Fortunately for me, my father had different plans.

He met my mother—decidedly unsuitable by his father’s standards—and fell in love. He knew his father would never accept it, but he walked forward nonetheless.

In the face of uncertainty, my father chose love. I am a result of that choice. Its ripples extend into every corner of my life.

It’s painful to step off the clear path, but the greatest rewards in life always accrue to those who have the courage to do just that.

4. Hard work is never overrated.

When I was maybe 10 years old, I got to be my dad’s +1 on a trip to Asia for a talk he was giving on some of his research.

We flew business class (my first time ever) and I was in paradise with the endless supply of food and movies.

As the 12-hour flight neared completion, I turned to my dad, who had been working the entire time, and said, almost incredulously:

“You didn’t watch a single movie!”

I’ll never forget his reply:

“This is what’s required for me to deliver up to my standards—and to bring you on this trip.”

A lot of people say this, but my dad is one of the hardest workers I’ve ever seen.
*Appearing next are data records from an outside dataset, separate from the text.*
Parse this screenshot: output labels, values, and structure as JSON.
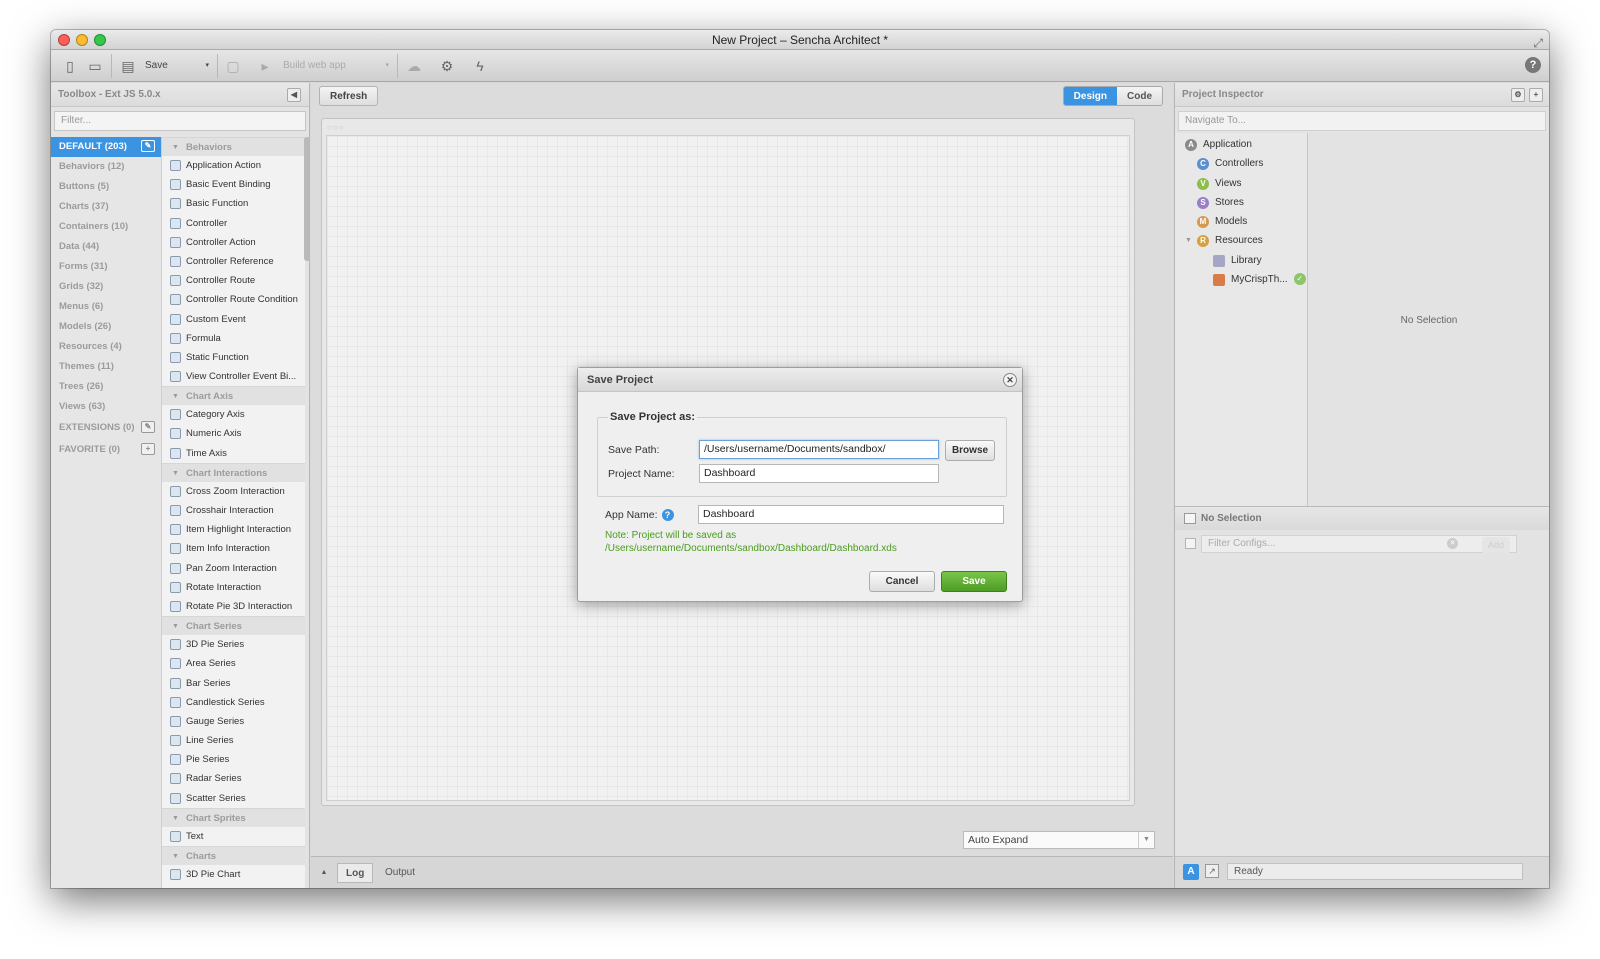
{
  "window": {
    "title": "New Project – Sencha Architect *"
  },
  "toolbar": {
    "save_label": "Save",
    "build_label": "Build web app"
  },
  "toolbox": {
    "title": "Toolbox - Ext JS 5.0.x",
    "filter_placeholder": "Filter...",
    "categories": [
      {
        "label": "DEFAULT (203)",
        "selected": true
      },
      {
        "label": "Behaviors (12)"
      },
      {
        "label": "Buttons (5)"
      },
      {
        "label": "Charts (37)"
      },
      {
        "label": "Containers (10)"
      },
      {
        "label": "Data (44)"
      },
      {
        "label": "Forms (31)"
      },
      {
        "label": "Grids (32)"
      },
      {
        "label": "Menus (6)"
      },
      {
        "label": "Models (26)"
      },
      {
        "label": "Resources (4)"
      },
      {
        "label": "Themes (11)"
      },
      {
        "label": "Trees (26)"
      },
      {
        "label": "Views (63)"
      }
    ],
    "extensions_label": "EXTENSIONS (0)",
    "favorite_label": "FAVORITE (0)",
    "groups": [
      {
        "name": "Behaviors",
        "items": [
          "Application Action",
          "Basic Event Binding",
          "Basic Function",
          "Controller",
          "Controller Action",
          "Controller Reference",
          "Controller Route",
          "Controller Route Condition",
          "Custom Event",
          "Formula",
          "Static Function",
          "View Controller Event Bi..."
        ]
      },
      {
        "name": "Chart Axis",
        "items": [
          "Category Axis",
          "Numeric Axis",
          "Time Axis"
        ]
      },
      {
        "name": "Chart Interactions",
        "items": [
          "Cross Zoom Interaction",
          "Crosshair Interaction",
          "Item Highlight Interaction",
          "Item Info Interaction",
          "Pan Zoom Interaction",
          "Rotate Interaction",
          "Rotate Pie 3D Interaction"
        ]
      },
      {
        "name": "Chart Series",
        "items": [
          "3D Pie Series",
          "Area Series",
          "Bar Series",
          "Candlestick Series",
          "Gauge Series",
          "Line Series",
          "Pie Series",
          "Radar Series",
          "Scatter Series"
        ]
      },
      {
        "name": "Chart Sprites",
        "items": [
          "Text"
        ]
      },
      {
        "name": "Charts",
        "items": [
          "3D Pie Chart"
        ]
      }
    ]
  },
  "center": {
    "refresh_label": "Refresh",
    "design_label": "Design",
    "code_label": "Code",
    "auto_expand": "Auto Expand",
    "log_tab": "Log",
    "output_tab": "Output"
  },
  "inspector": {
    "title": "Project Inspector",
    "navigate_placeholder": "Navigate To...",
    "tree": [
      {
        "label": "Application",
        "icon": "A",
        "color": "#8a8a8a"
      },
      {
        "label": "Controllers",
        "icon": "C",
        "color": "#5b8fd0"
      },
      {
        "label": "Views",
        "icon": "V",
        "color": "#8cbf4a"
      },
      {
        "label": "Stores",
        "icon": "S",
        "color": "#9a7fc4"
      },
      {
        "label": "Models",
        "icon": "M",
        "color": "#d49a52"
      },
      {
        "label": "Resources",
        "icon": "R",
        "color": "#d4a040"
      },
      {
        "label": "Library",
        "icon": "library-icon",
        "color": "#a5a5c5"
      },
      {
        "label": "MyCrispTh...",
        "icon": "theme-icon",
        "color": "#d87c4a"
      }
    ],
    "no_selection": "No Selection"
  },
  "config": {
    "title": "No Selection",
    "filter_placeholder": "Filter Configs...",
    "add_label": "Add"
  },
  "status": {
    "text": "Ready"
  },
  "dialog": {
    "title": "Save Project",
    "legend": "Save Project as:",
    "save_path_label": "Save Path:",
    "save_path_value": "/Users/username/Documents/sandbox/",
    "browse_label": "Browse",
    "project_name_label": "Project Name:",
    "project_name_value": "Dashboard",
    "app_name_label": "App Name:",
    "app_name_value": "Dashboard",
    "note_line1": "Note: Project will be saved as",
    "note_line2": "/Users/username/Documents/sandbox/Dashboard/Dashboard.xds",
    "cancel_label": "Cancel",
    "save_label": "Save"
  },
  "colors": {
    "accent": "#3a94e2",
    "save_green": "#5aa82e",
    "note_green": "#4a9c1f"
  }
}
Throughout my life, I saw him work hard on things he cared about, to create outcomes he cared about (for his work, but also for his life).

I’ll always show up and work like a madman for the people and things I care about—because it’s the surest way to get the things you want out of life.

5. Just keep showing up.

A few days into my freshman year at Stanford, I called my dad and told him I was feeling pretty discouraged. I felt way out of my depth on the baseball field and in the classroom.

His guidance was simple:

“Just keep showing up.”

You can get pretty damn far in life by just being someone that people can count on to show up and do the work.

Reliability is one of the most underrated traits. It's entirely free and doesn't require any talent or luck. Just show up, do the work, and get the job done.

In the short run, it is much harder to be exceptional than it is to be reliable. In the long run, being consistently reliable makes you exceptional.

I followed his advice, put my head down, and eventually broke through. It’s my approach to every challenge I come across in life.

Never bet against the person who just keeps showing up.

6. You are how you treat people when nobody’s watching.

I grew up spending a lot of time with my mother’s family in India.

It’s an amazing place, but the remnants of the caste system—a structure of birth-based social hierarchies—were often visible in the way those from higher castes treated those from the lower rungs of the ladder.

My father rejected this entirely.

He treated every single person with the same level of kindness, warmth, and respect. He befriended all of the caretakers who looked after my grandparents. They all still light up when they see him today, often giving him friendly pats on the belly to tell him he’s gotten too skinny (or gained some weight!).

He lived by a simple rule:

Character is who you are when nobody’s watching.

7. Choose the path with the larger luck surface area.

You can take deliberate actions to expand the surface area on which lucky events can strike in your life.

It's hard to get lucky watching TV at home. It's much easier to get lucky when you're creating motion in the world:

  • Meet new people
  • Spend more time in rooms where you don’t feel like you belong
  • Create, write, and share your ideas
  • Send one cold email (or DM) per day
  • Spend more time around optimists and big thinkers

Remember the Luck Razor: When choosing between two paths, choose the path that has a larger luck surface area.

P.S. I’m thrilled to announce I recently signed my second book deal—for a book on the topic of luck. Coming (not so) soon…

P.P.S. If you have any favorite stories on luck from your family, life, or history, feel free to reply and share, as I’m deep in the research phase now!


Happy Birthday, Dad!

At the end of one of my book tour events, my father was asked by the moderator how he feels seeing his son on stage:

“I’m proud that he is becoming the man he wants to be.”

Not the man I want him to be—but the man that he wants to be.

Well, it comes full circle, because he is the man I want to be. He was, and always will be, my hero.

To my Dad on his 70th birthday. Thank you. For everything. I love you!